Questions for Suppliers: Tools for Panel Purchasers and Retailers
Product assemblers/brands and retailers can play an important role in reducing the climate impacts of the products they sell by sourcing from suppliers with a demonstrated commitment to reducing F-GHG emissions.
It is important to note that currently it is difficult and unadvisable to try to compare panel suppliers' F-GHG emissions due to a lack of consistency in estimating emissions, estimating emissions reductions, and monitoring the efficacy of installed abatement systems. Therefore, the following sets of questions are intended to be a starting point to help customers understand how their panel suppliers are reducing their F-GHG emissions and identify opportunities for discussions to target and implement further mitigation efforts.
Questions for Suppliers (PDF) (3 pp, 100 KB)
Background on EPA Efforts
Over the past twenty years, EPA has worked collaboratively with the high-tech electronics industry to identify strategies for reducing greenhouse gas emissions resulting from its operations and from the products it creates for consumers.
- From 1996 to 2010, EPA's Perfluorinated Carbon (PFC) Reduction/Climate Partnership for the Semiconductor Industry supported and helped facilitate the industry's voluntary efforts to reduce emissions of F-GHGs.
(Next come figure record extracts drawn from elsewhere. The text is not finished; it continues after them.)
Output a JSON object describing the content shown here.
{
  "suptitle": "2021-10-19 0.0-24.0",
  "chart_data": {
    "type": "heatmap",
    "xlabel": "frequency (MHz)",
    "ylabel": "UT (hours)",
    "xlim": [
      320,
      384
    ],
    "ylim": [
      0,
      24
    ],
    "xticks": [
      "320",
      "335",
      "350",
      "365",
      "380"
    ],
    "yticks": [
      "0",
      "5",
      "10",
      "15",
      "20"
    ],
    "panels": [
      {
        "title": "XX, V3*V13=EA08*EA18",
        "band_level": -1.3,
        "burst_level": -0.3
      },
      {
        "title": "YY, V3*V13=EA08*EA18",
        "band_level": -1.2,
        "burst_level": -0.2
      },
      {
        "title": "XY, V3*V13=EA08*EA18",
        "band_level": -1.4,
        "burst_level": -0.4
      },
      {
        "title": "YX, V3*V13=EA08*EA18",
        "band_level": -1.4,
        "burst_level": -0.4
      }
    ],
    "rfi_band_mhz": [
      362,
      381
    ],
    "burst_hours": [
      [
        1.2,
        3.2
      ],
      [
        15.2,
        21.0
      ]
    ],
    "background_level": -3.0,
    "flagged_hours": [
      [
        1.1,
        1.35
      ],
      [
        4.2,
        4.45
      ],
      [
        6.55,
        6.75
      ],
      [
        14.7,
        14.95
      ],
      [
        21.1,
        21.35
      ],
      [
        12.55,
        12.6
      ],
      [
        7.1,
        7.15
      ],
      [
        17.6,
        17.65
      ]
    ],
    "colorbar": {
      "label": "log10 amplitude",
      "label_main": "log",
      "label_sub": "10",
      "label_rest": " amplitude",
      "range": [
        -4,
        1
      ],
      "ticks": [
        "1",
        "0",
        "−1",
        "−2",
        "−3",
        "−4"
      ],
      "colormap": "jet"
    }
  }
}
In 1999, Partners voluntarily committed to reducing F-GHG emissions by at least 10 percent below a 1995 baseline. To this end, EPA worked with the industry to identify, evaluate, and implement new technologies to mitigate F-GHG emissions. As a result, industry Partners reduced emissions by more than 50 percent below the 1995 baseline, or by a little more than 2 million metric tons of CO2e. This reduction is equivalent to the energy used in approximately 103,000 homes per year.
- From 2002-2010, EPA worked with various companies in the electronics sector to help them inventory their corporate-wide GHG emissions and set and achieve aggressive emissions reduction goals through identifying best practices. EPA continues to engage companies throughout the electronics industry on promoting the use of renewable energy through its Green Power Partnership, where companies such as Intel, Dell, Best Buy, and Microsoft rank among the top 50 leading Green Power Partners within the United States for their green power procurement.
- Over the past 20 years, the ENERGY STAR program and its nearly 20,000 partners have saved nearly $230 billion on utility bills and prevented more than 1.7 billion metric tons of greenhouse gas emissions. ENERGY STAR-qualified IT and consumer electronic products continue to represent significant energy savings for the consumer. For example, televisions that meet today's ENERGY STAR requirements will eventually save American viewers and gamers over $700 million in energy costs, and reduce annual greenhouse gas emissions equivalent to that of nearly 900,000 cars annually.